The defense for such a venture is that God has led the church and pastor to do this. Hard to argue with that, less you find yourself in dispute with God. However, is the action consistent with appropriate ethics, particularly of the culture that values the scriptures and example that Jesus gave?
What is the action that so violates the ethic? The answer is found in how we perceive and meet our needs. In a democratic society, ever person has the license to organize his life and ventures as it pleases him. Sounds like the American dream. Needs are not bad in and of themselves and in many instances are legitimate expectations that should be fulfilled The problem begins when a necessary need, that which does well and provides benefit when satisfied , is transformed into unnecessary need by casting off prudence and moderation that is so vital in regulating our lives. It becomes desire unbridled, or what we call lust. For example, the necessary need of food is to satisfy hunger, and it is reasonable to meet that desire. However an appetite for unhealthy foods beyond moderation can have devastating results on our health. A person desires love and companionship and fills that need though marriage. Yet their desire, if left unchecked, can become more than what their spouse provides and they seek the unnecessary desire through extra-marital affairs.
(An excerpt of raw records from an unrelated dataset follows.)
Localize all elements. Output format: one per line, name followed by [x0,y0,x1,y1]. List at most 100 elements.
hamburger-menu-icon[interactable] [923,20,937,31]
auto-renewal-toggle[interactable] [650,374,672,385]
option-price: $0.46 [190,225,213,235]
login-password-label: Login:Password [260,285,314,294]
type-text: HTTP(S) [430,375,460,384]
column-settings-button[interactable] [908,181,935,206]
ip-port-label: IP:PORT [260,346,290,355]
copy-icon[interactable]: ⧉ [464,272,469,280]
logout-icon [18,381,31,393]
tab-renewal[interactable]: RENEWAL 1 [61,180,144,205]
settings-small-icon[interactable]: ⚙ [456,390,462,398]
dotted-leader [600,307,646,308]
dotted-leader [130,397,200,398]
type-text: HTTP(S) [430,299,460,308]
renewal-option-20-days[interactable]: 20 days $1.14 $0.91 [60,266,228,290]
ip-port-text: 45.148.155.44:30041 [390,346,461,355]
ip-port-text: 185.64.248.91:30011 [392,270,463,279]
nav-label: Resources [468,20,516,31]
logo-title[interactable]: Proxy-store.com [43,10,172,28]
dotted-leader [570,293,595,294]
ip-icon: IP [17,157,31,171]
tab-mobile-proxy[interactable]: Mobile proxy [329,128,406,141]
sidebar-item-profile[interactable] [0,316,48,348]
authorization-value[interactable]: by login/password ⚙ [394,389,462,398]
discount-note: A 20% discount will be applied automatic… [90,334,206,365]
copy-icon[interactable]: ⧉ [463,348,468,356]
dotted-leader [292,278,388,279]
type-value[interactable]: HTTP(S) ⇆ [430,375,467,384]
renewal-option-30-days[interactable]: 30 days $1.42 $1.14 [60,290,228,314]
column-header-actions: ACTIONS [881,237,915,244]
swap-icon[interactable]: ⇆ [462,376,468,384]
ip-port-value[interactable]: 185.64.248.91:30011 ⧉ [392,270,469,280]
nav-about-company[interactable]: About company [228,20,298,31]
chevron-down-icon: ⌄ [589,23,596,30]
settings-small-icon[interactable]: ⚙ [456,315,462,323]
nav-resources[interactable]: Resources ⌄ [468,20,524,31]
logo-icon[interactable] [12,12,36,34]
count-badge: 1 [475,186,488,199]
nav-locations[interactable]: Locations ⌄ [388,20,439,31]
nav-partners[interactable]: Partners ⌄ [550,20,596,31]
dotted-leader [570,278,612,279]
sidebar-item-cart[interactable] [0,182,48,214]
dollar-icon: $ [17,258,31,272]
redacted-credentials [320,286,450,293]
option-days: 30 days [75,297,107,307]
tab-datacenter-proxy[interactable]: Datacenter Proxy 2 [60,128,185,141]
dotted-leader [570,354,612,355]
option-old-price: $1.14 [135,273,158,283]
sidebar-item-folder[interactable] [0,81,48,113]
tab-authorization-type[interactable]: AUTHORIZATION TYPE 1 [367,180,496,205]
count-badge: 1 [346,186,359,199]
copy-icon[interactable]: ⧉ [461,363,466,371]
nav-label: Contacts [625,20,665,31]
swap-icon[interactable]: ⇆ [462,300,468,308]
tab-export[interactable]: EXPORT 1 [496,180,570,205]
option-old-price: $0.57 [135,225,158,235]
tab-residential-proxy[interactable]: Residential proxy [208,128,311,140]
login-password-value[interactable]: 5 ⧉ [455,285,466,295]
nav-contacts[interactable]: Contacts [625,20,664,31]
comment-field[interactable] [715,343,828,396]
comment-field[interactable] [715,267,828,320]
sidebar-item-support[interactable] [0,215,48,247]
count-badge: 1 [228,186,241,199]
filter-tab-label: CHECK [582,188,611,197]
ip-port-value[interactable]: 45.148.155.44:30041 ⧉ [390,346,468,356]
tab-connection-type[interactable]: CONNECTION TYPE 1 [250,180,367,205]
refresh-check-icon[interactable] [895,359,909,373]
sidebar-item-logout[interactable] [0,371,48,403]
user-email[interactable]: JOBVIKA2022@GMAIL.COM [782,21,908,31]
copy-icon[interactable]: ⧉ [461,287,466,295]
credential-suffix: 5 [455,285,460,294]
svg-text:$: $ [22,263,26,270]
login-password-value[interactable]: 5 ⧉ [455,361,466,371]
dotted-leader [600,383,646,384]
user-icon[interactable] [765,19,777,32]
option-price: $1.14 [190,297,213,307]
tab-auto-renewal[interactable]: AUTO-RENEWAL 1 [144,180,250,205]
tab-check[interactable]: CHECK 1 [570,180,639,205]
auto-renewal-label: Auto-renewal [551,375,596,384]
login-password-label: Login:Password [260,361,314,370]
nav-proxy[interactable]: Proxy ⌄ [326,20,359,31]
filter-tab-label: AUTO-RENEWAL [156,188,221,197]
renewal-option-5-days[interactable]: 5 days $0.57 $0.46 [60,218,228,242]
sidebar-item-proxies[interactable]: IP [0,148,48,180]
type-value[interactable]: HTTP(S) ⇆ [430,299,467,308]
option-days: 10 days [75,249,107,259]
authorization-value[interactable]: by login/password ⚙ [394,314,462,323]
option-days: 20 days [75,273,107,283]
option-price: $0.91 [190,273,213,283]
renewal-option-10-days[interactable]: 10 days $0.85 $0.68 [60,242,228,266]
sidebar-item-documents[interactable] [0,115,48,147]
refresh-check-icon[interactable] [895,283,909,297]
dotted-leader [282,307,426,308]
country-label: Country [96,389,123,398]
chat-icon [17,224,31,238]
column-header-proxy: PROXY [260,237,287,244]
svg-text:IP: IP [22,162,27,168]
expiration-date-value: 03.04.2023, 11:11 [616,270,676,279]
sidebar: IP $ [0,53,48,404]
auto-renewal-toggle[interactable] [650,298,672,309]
I don’t see it any differently with churches. Starting a church is a necessary desire for a community, but is it really necessary to a have a particular brand or personality in multiple locations simply for the convenience of the community? Or, are we, both community and pastor alike, crossing the line of moderation and gratifying a need that should really not be met? Indulgence always redefines reality to justify their actions. Their unabated shameless promotion is called courage. Those who call for caution and moderation are accused of unwarranted criticism, jealously, envy, cowardice, or simply dismissed as inadequate for the task with phrases like, “those who can do, those who can’t, blog”.
When we stray beyond the realm of necessity, we enter a consumptive mentality in which we desire to amass greater assets in the form of capital and influence. The danger is that it might not satisfy and find ourselves checked only by our limitation of raising more capital to gather more. One cannot expand their holdings without eventually encroaching on others that are less able to maintain or further their own ministry.When we take from others to satisfy our unnecessary desire, we carry out a great injustice. To perpetrate any act of injustice violates the shalom and trumps any argument of “God led me to do this”. We cannot lean on God’s leading when we violate ethics and standards of justice.
Our church culture has been conditioned to identify the will and move of God with an upward trajectory of growth and expansion. There may be some biblical reasons to support this. But I’m afraid we have taken legitimate, godly desire and with our pursuit of our own lust and passion, entered the realm of unnecessary desire. Multi-sites are but a natural expression of that ethic with pragmatism in many cases being the justification. It is the symptom of a greater problem where the church has misplaced their destiny for greed. I wonder if God will eventually require that we restore sevenfold?